De verantwoording naar anderen toe kan steviger.

Voor de voorscholen geldt dat, hoewel er al wel in bepaalde mate sprake is verantwoording afleggen aan externen, de verantwoording van de kwaliteit vollediger kan worden wanneer voor meer vve-aspecten ambities en doelen worden vastgelegd en hierop een gerichte evaluatie volgt. Zo komen deze ook meer in lijn met de verantwoordingsafspraken die de houders met de gemeente hebben afgesproken in het 'Convenant Boxtels Model'. Hierin staan namelijk ook voor de peuters ambities en doelen verwoord over wat een peuter zou moeten kunnen bij de start van de basisschool.
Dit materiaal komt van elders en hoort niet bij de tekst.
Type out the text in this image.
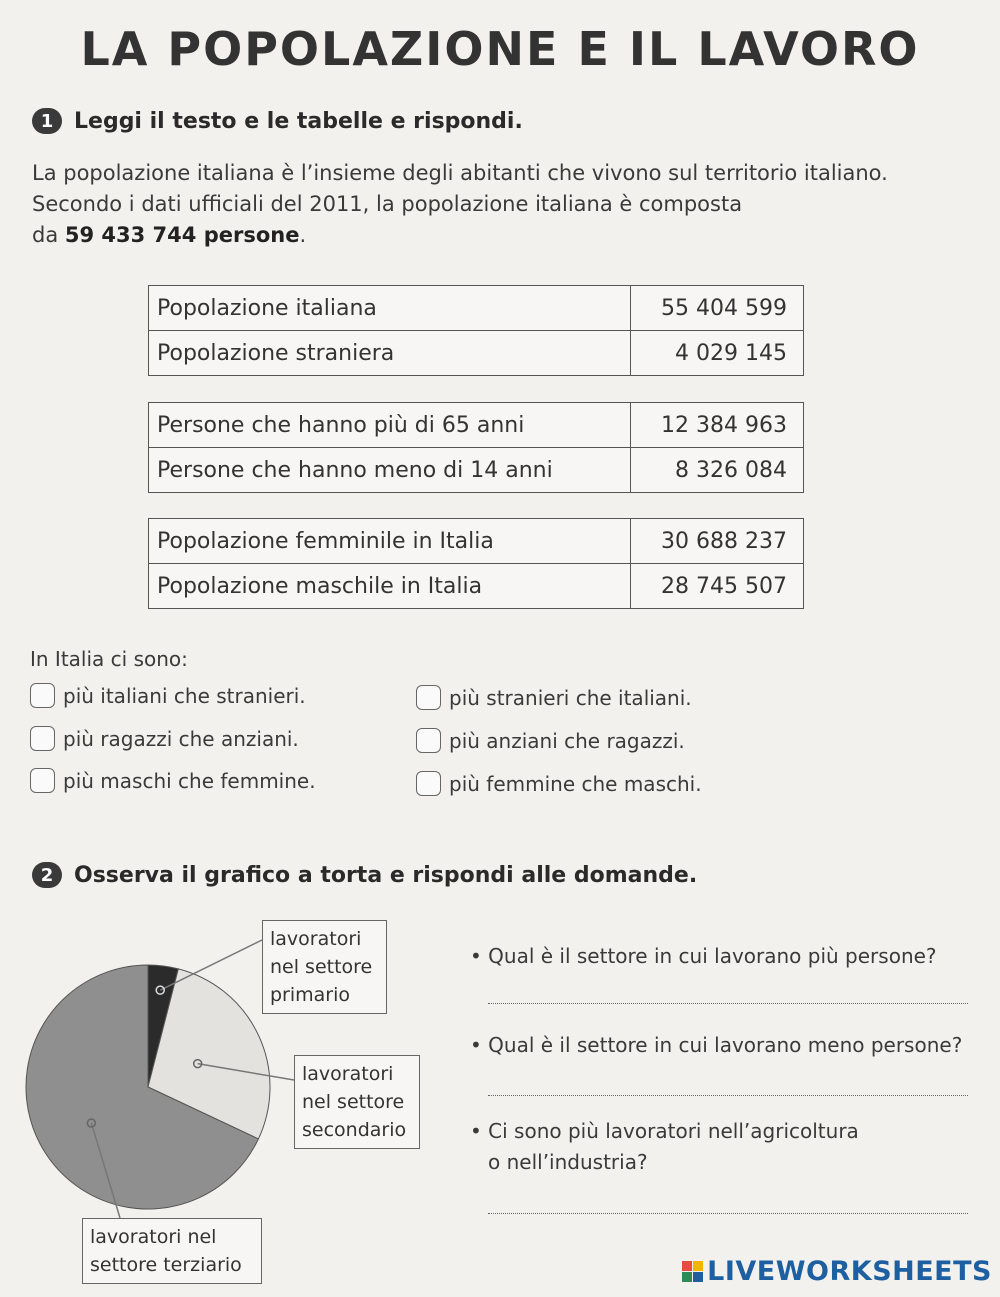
LA POPOLAZIONE E IL LAVORO
1 Leggi il testo e le tabelle e rispondi.
La popolazione italiana è l’insieme degli abitanti che vivono sul territorio italiano.
Secondo i dati ufficiali del 2011, la popolazione italiana è composta
da 59 433 744 persone.
Popolazione italiana	55 404 599
Popolazione straniera	4 029 145
Persone che hanno più di 65 anni	12 384 963
Persone che hanno meno di 14 anni	8 326 084
Popolazione femminile in Italia	30 688 237
Popolazione maschile in Italia	28 745 507
In Italia ci sono:
più italiani che stranieri.	più stranieri che italiani.
più ragazzi che anziani.	più anziani che ragazzi.
più maschi che femmine.	più femmine che maschi.
2 Osserva il grafico a torta e rispondi alle domande.
lavoratori
nel settore
primario
lavoratori
nel settore
secondario
lavoratori nel
settore terziario
• Qual è il settore in cui lavorano più persone?
• Qual è il settore in cui lavorano meno persone?
• Ci sono più lavoratori nell’agricoltura
o nell’industria?
LIVEWORKSHEETS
Daarbij kan ook de dialoog met ouders verder verstevigd worden door hen meer inzicht te geven in de ontwikkeling van hun kind en het aanbod dat de voorschool biedt.
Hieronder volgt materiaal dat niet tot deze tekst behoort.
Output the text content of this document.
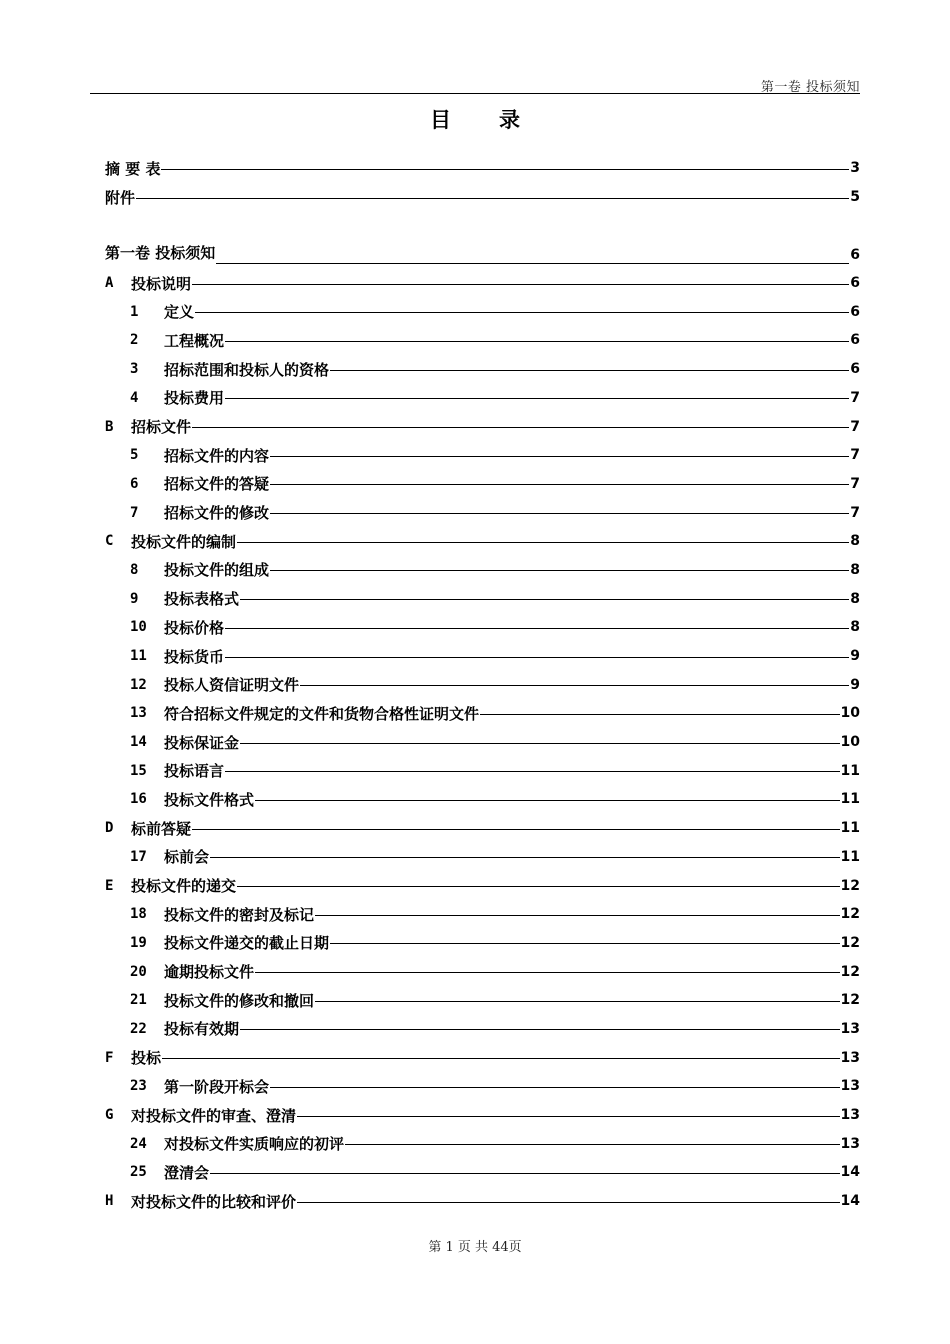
第一卷 投标须知
目录
摘 要 表	3
附件	5
第一卷 投标须知	6
A	投标说明	6
1	定义	6
2	工程概况	6
3	招标范围和投标人的资格	6
4	投标费用	7
B	招标文件	7
5	招标文件的内容	7
6	招标文件的答疑	7
7	招标文件的修改	7
C	投标文件的编制	8
8	投标文件的组成	8
9	投标表格式	8
10	投标价格	8
11	投标货币	9
12	投标人资信证明文件	9
13	符合招标文件规定的文件和货物合格性证明文件	10
14	投标保证金	10
15	投标语言	11
16	投标文件格式	11
D	标前答疑	11
17	标前会	11
E	投标文件的递交	12
18	投标文件的密封及标记	12
19	投标文件递交的截止日期	12
20	逾期投标文件	12
21	投标文件的修改和撤回	12
22	投标有效期	13
F	投标	13
23	第一阶段开标会	13
G	对投标文件的审查、澄清	13
24	对投标文件实质响应的初评	13
25	澄清会	14
H	对投标文件的比较和评价	14
第 1 页 共 44页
Ook voor de basisscholen geldt dat zij de kwaliteit en de resultaten van vroegschoolse educatie niet expliciet in beeld brengen en daarom niet in staat zijn om daarover verantwoording af te leggen. Dat komt ten eerste doordat de school haar eigen kwaliteit en resultaten van vroegschoolse educatie nog niet in beeld brengt. Ten tweede ontbreekt ook nog een duidelijke visie op vroegschoolse educatie met een realistische ambitie en daarvan afgeleide doelen.
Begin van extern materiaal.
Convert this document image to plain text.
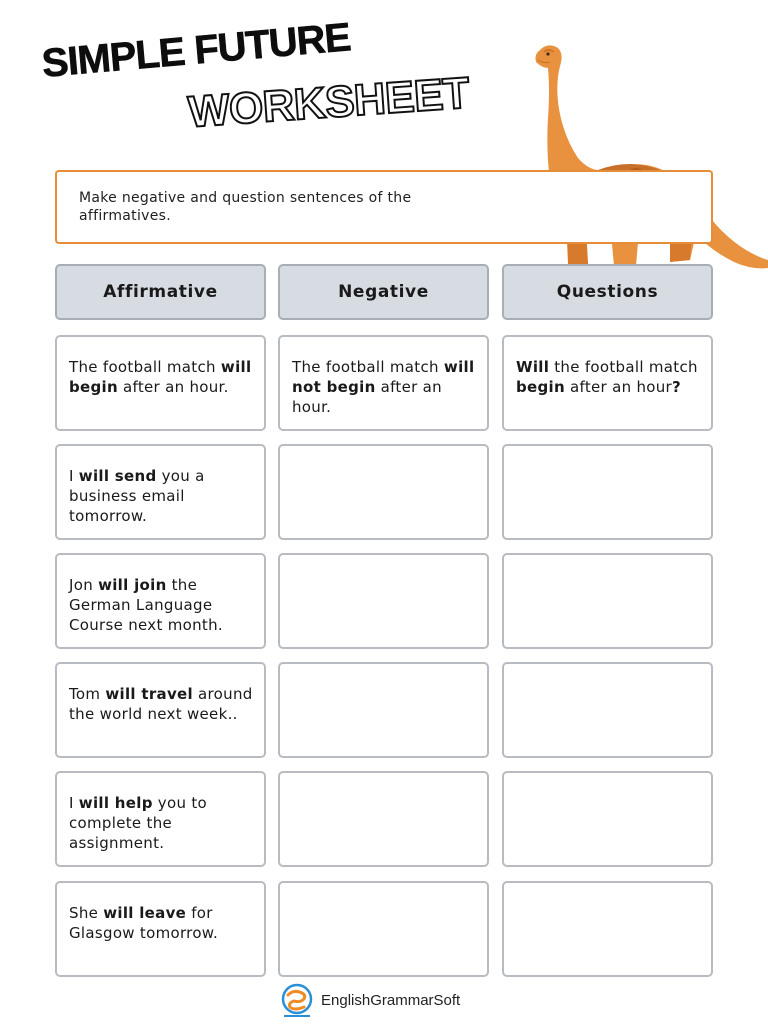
SIMPLE FUTURE
WORKSHEET
Make negative and question sentences of the affirmatives.
Affirmative	Negative	Questions
The football match will begin after an hour.
The football match will not begin after an hour.
Will the football match begin after an hour?
I will send you a business email tomorrow.
Jon will join the German Language Course next month.
Tom will travel around the world next week..
I will help you to complete the assignment.
She will leave for Glasgow tomorrow.
EnglishGrammarSoft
Er liggen kansen om samen met de gemeente en andere

koppelgenoten samen doelen te gaan formuleren. Als vervolg daarop kan de school jaarlijks aangeven in hoeverre de doelen behaald zijn, welke inspanningen daarvoor geleverd zijn en eventueel welke aanvullingen nog nodig zijn om de volgende doelen te kunnen realiseren. In een dialoog kan de school met interne en externe belanghebbenden vervolgens haar beleid en realisering daarvan spiegelen om er beter van te worden. Het ’Convenant Boxtels Model' biedt hiervoor zeker aangrijpingspunten.